Rony G. Flatscher wrote:
Jim White wrote:
Rony G. Flatscher wrote:
...
Also, there is a group of applications and use cases which become
impossible: all classes with are reachable to *any* Java application
on a system that are listed on the process' default environment
variable CLASSPATH. At the moment is seems to be the case that OOo
face-2-face to Java-OOo-extensions hides the CLASSPATH settings from
them! [The behaviour would be comparable to removing the settings of
the PATH environment variable from apps that are deployed via OOo or
its extensions, sort of blinding and deafing them.]
...
Well, personally I don't mind ignoring the CLASSPATH variable.
Requiring desktop GUI users to deal with command-line oriented
settings is a non-starter in many situations.
Hmm, I did *not* mean to have end-users set the CLASSPATH variable at
all. However, if a pre-configured, rolled-out system has CLASSPATH set
(at the user or system level), then usually there are good reasons for
that (which may very well be independent of ones own OOo-extension for
that matter). Comparable to having such systems pre-set PATH entries.
...
Ah, well we're considering two totally different user bases.

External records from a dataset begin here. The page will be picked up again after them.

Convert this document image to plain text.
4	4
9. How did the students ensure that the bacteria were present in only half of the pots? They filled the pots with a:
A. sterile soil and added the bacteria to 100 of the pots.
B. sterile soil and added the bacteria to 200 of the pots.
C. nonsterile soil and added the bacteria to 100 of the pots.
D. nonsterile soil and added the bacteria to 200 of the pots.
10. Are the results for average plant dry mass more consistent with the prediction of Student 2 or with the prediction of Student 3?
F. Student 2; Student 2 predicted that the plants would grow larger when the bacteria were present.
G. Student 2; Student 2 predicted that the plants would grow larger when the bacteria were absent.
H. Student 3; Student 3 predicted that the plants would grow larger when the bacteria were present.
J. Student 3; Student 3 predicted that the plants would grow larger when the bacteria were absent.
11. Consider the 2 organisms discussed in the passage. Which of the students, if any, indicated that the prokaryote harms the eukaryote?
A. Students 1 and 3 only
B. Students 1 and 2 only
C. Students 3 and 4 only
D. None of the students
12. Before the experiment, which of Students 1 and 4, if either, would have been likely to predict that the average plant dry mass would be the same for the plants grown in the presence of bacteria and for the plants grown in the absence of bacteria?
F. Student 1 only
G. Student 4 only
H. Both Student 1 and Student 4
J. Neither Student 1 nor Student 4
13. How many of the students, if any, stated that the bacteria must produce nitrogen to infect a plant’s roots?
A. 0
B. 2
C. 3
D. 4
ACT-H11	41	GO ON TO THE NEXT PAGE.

You're concerend with users that have system administrators and/or IT
support. When something doesn't work they call you and you fix it.
I'm concerned with all the folks (which is very many more than any one
corporate deployment) who don't have have technical support. For them
if the reason that OpenOffice doesn't work is because of a CLASSPATH
problem, very few will be able to fix it and will have to simply give
up. I'm sure that this is the reason OpenOffice.org has removed
sensitivity to it.
The CLASSPATH situation has been a nightmare for Java since the get go,
so I understand perfectly well that it is causing you trouble. But I'm
fairly confident that because you control your environment it is
possible to get pretty much anything you need done.
Java code in an OOo extension can access the environment variables for
one thing (System.getenv). A macro to configure the OpenOffice Java
preferences is possible.
In my IFCX Wings tool for example I'll be implementing a totally dynamic
dependency capability based on Apache Ivy.